Marinangeli: «Zona gialla sì ma sempre con prudenza»

31 Gennaio 2021

Il primario e neo-direttore sanitario invita alla cautela in vista delle riaperture «Non si faccia l’errore di pensare che si possa tornare a una vita normale»

L’AQUILA. «Non si faccia l’errore di pensare che possiamo tornare a una vita normale». Franco Marinangeli, primario della Terapia intensiva dell’ospedale, da pochi giorni anche direttore sanitario ad interim dell’Asl, invita alla prudenza, in vista del ritorno dell’Abruzzo in zona gialla, a partire da domani. E sottolinea come, in questa coda della seconda ondata, i contagi siano diventati perlopiù familiari. Intanto, secondo il report Asl, nelle ultime 24 ore in provincia si sono registrati 36 nuovi casi: per quanto riguarda l’area aquilana, 3 sono emersi all’Aquila, 1 a Barete, 1 a Montereale, 1 a Pizzoli. La località più colpita è ancora Sulmona, con 13 nuovi positivi. Prosegue, nonostante l’incertezza sulla consegna delle dosi, la campagna di vaccinazioni, con 5.137 operatori sanitari che hanno ricevuto la prima dose e 2.406 a cui è stato somministrato anche il richiamo. Ripartiti i vaccini nella Rsa, dove si è arrivati a 360 ospiti con la prima dose.

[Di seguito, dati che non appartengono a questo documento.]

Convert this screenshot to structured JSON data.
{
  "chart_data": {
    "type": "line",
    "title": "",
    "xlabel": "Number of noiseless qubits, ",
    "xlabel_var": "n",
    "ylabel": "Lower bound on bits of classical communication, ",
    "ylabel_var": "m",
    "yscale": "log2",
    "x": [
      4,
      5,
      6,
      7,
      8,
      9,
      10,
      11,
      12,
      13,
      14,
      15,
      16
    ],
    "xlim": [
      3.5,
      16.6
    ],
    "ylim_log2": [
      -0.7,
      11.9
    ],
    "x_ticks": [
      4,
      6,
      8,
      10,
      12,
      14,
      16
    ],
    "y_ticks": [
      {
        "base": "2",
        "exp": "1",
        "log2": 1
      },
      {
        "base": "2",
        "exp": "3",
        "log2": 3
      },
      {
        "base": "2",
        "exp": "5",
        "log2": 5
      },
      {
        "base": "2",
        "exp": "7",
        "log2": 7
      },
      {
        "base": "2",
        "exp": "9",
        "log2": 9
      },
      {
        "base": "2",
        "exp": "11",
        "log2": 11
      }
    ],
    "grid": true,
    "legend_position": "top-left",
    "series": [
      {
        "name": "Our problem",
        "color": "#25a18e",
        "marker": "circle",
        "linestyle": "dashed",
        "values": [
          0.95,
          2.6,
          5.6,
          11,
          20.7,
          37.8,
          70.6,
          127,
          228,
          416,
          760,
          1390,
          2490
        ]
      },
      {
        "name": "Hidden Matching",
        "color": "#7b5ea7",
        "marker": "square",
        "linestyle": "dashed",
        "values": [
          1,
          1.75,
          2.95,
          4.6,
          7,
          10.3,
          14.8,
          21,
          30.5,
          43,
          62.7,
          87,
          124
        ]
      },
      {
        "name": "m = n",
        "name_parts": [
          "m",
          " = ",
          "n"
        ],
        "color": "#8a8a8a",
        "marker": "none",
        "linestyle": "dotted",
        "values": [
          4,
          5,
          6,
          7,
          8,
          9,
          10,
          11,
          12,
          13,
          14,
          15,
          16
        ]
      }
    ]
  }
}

L’APPELLO DI MARINANGELI. «Benvenuta zona gialla, frutto dell’impegno di tutti. Ma non si faccia l’errore», avverte Marinangeli, «di pensare che possiamo tornare a una vita normale. Non è cosi. Anche se i contagi sono tornati a livelli accettabili e i pronto soccorso “stanno respirando”, la nostra Terapia intensiva Covid ha il 100 per 100 dei posti occupati. Abbiamo ovviamente un piano di gestione per eventuali richieste di posti aggiuntivi, ma ciò significa che non è affatto una situazione di normalità». Il diretto sanitario dell’Asl ricorda che «stiamo gestendo la coda di una seconda ondata che è stata di una gravità quadrupla rispetto alla prima e non possiamo rischiare che una terza ondata si inneschi quando la seconda non si è ancora chiusa. Adesso, la zona gialla ci vede tutti co-responsabili del nostro destino. Bene la riapertura delle attività commerciali e dei ristoranti, ma da frequentare con grande senso di responsabilità».

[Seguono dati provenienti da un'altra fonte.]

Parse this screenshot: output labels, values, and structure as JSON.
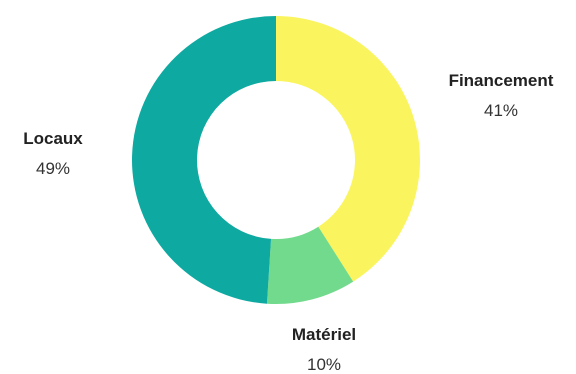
{
  "chart_data": {
    "type": "pie",
    "donut": true,
    "slices": [
      {
        "label": "Financement",
        "value": 41,
        "value_label": "41%",
        "color": "#FAF55E"
      },
      {
        "label": "Matériel",
        "value": 10,
        "value_label": "10%",
        "color": "#72DA8C"
      },
      {
        "label": "Locaux",
        "value": 49,
        "value_label": "49%",
        "color": "#0EA9A1"
      }
    ],
    "start": "top",
    "direction": "clockwise",
    "legend": "none"
  }
}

VACCINI. Marinangeli conferma l’efficacia dei vaccini, ma siamo ancora lontani dai numeri richiesti: «Il vaccino funziona», afferma, «e ne abbiamo le prove: ma i vaccinati sono ancora troppo pochi per darci qualche garanzia di protezione. Inoltre ricordo che in quest’ultima fase abbiamo visto moltissimi malati appartenenti agli stessi nuclei familiari. Si è passati dai contagi legati agli assembramenti e alle cene tra amici fuori casa a quelli tra familiari. Quindi, forte attenzione anche in famiglia, massima igiene e distanza se possibile, e continuiamo a evitare i contatti con le persone anziane e fragili. Quindi», conclude il direttore sanitario e primario, «cauto ottimismo».